For steady state [Ca2+] ER measurements, the ERD1 FRET-based recombinant Ca2+ probe was used, as previously described.26 Briefly, cells were plated on 22 mm glass coverslips and, 48 h following transfection, were treated or not with 75 μM CDDP for 24 h. Measurements were carried out on a Zeiss LSM510 META confocal system (Marly le Roy, France). The probe was excited by a 405-nm laser diode, emission spectra were acquired from 420–600 nm and the YFP and CFP signals were obtained by un-mixing the spectrum based on previously registered spectra of separate CFP and YFP proteins, as well as the autofluorescence of non-transfected cells. FRET efficiency, which is the function of the ER luminal [Ca2+] was quantified using the acceptor bleaching method.48 Briefly, after five acquisitions YFP was bleached (at both 488 and 514 nm excitation wavelengths, typically by about 80–90%), followed by acquisition of further five image spectra. Reduction of the YFP signal leads to an increase in the CFP signal, which was normalized to the decrease of YFP intensity during bleaching. The normalized increase of CFP intensity is presented as FRET efficiency (Supplementary Figure S1).

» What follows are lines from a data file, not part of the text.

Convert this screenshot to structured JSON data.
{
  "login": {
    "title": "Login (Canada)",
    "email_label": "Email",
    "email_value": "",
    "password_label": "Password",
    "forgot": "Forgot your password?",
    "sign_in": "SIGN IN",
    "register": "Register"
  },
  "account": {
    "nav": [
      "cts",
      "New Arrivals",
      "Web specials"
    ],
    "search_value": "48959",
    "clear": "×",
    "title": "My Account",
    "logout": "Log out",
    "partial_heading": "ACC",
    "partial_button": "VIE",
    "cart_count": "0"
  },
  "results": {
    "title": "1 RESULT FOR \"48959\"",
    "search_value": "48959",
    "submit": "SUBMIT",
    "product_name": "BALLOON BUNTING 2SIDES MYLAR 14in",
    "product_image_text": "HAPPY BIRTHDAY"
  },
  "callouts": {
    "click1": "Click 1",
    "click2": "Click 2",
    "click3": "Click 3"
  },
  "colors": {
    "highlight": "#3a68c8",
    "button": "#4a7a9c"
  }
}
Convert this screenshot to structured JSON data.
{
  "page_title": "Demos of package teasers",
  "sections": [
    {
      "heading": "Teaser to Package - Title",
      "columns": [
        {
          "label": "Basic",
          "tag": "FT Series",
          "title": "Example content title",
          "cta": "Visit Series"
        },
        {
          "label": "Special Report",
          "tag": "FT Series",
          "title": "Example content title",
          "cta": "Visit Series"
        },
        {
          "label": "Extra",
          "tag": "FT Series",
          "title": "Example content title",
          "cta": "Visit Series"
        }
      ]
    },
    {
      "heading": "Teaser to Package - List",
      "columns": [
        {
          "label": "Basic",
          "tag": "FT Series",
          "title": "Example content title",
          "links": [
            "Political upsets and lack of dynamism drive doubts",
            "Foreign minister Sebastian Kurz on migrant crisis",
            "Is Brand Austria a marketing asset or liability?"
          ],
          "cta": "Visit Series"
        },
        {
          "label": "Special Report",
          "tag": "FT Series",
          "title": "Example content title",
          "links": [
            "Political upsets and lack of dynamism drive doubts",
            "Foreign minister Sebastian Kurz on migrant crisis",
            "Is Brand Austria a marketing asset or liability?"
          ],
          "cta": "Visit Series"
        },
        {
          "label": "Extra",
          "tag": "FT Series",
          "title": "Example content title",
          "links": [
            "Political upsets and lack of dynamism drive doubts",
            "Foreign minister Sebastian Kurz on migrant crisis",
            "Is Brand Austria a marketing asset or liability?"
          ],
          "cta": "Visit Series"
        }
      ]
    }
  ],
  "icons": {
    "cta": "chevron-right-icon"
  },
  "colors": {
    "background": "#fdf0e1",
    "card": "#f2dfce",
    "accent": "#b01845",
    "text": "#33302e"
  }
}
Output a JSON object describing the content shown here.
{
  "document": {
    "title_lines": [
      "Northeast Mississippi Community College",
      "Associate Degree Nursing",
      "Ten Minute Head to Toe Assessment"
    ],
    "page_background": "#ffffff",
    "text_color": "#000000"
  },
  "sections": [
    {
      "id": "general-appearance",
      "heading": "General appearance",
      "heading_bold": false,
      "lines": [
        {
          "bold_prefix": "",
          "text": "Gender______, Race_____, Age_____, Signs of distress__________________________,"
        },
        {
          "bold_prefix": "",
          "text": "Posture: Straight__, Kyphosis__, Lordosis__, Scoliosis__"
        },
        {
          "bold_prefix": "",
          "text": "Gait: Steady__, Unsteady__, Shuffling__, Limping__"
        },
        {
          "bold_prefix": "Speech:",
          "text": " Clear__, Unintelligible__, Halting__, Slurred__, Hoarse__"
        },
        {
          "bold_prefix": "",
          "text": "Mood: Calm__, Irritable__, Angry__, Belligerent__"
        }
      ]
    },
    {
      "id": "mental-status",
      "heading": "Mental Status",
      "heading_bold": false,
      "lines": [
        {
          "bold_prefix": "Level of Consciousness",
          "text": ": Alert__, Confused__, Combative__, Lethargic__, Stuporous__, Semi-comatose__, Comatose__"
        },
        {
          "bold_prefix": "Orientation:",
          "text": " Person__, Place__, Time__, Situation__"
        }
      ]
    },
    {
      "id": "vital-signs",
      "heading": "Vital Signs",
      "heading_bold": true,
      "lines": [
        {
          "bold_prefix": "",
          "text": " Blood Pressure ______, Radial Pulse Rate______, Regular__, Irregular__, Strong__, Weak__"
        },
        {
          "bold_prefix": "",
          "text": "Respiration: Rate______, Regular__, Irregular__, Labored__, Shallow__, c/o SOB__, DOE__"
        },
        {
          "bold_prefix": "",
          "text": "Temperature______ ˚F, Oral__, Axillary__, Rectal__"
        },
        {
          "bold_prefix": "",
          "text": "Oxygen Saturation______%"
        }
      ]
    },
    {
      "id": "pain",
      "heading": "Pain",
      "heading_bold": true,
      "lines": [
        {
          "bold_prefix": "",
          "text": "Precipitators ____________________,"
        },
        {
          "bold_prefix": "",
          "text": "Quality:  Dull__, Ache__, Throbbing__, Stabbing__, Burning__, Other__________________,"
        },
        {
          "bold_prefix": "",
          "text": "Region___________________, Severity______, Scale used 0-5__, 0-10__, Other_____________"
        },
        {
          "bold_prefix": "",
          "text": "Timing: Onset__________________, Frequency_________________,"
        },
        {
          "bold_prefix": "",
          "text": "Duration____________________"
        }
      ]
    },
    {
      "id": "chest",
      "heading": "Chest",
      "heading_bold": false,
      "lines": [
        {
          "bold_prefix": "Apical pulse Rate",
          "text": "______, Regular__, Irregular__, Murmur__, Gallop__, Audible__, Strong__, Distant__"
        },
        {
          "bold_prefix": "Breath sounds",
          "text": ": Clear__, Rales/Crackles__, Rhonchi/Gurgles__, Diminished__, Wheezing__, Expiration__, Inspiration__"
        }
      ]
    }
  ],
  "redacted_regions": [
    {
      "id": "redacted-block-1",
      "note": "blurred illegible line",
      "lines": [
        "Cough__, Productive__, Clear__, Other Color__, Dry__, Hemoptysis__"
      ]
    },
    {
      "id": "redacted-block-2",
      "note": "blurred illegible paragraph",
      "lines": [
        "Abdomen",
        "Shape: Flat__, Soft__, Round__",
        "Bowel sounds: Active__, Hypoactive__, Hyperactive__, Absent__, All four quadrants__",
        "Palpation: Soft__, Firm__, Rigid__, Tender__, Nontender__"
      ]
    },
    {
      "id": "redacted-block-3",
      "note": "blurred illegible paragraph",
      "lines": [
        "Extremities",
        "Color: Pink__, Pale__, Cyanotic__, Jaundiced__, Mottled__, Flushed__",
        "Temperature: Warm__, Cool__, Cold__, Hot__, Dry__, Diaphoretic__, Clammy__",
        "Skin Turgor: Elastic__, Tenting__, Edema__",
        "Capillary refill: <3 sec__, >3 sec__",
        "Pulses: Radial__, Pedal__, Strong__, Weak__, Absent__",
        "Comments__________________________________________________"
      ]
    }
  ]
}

For cytosolic [Ca2+] measurements, A549-WT and R1 cells were seeded in 24-well plates. Cells were loaded with 1 μM Fura-2-AM (Invitrogen) at 37 °C for 20 min. Cells were imaged on Olympus IX71 inverted epifluorescence microscope (Olympus, Hamburg, Germany) fitted with a computer-controlled motorized heated stage (37 °C, Applied Scientific Instrumentation, Eugene, OR, USA), with a × 40 fluorite objective lens (NA 0.6). Images were collected using a Hamamatsu C10600-10B CCD camera (Hamamatsu Corporation, Massy, France), and recorded and analyzed using the Simple PCI 6.6.0.0 software (Hamamatsu Corporation). Excitation illumination was provided by light from a metal halide arc lamp passing through a computer-controlled filter wheel (Prior Scientific, Rockland, MD, USA), using a Fura-2 filter set (71 000, Chroma Technologies, Bellows Falls, VT, USA). Following 10 min of image acquisition to determine baseline Fura-2 fluorescence, 75 μM CDDP was added directly to the appropriate samples, and data were acquired for a further 60 min. Data were acquired at the same time point for each test condition from cells in adjacent wells of the tissue culture plate loaded simultaneously with Fura-2-AM. Statistical significance was assessed through comparison of the background-corrected 340 nm: 380 nm Fura-2 fluorescence ratio of the final 10 frames of the image series using a paired Student’s t-test.

Immunohistology

Forty-two patient lung biopsies from Hospital P Brousse, Villejuif, France and cells from WT and R1 cell lines were analyzed. Immunohistology was performed on 4-μm paraffin-embedded formalin-fixed biopsies or cell pellet sections using anti-PDIA4 (Abcam 82587) and PDIA6 (Abcam 89668) antibodies. Antigen retrieval was obtained by heat at 97 °C in a citrate buffer at pH 6. The revelation system was based on a one-step biotin-free immunoperoxydase stain (Envision, DAKO, Glostrup, Denmark) using 3,3-diamino-benzidine chromogene (DAKO, Glostrup, Denmark) substrate followed by Hemalun counterstaining. Negative controls for each slide were processed concurrently with probed samples by omitting primary antibody.

Statistical analysis

Data were analyzed using Student’s t-test for all pair-wise comparisons of growth rates, and mean responses to the different treatments were tested. Results are presented as the mean±S.D. of three replicate experiments. Significance: *P<0.05; **P<0.01; ***P<0.001.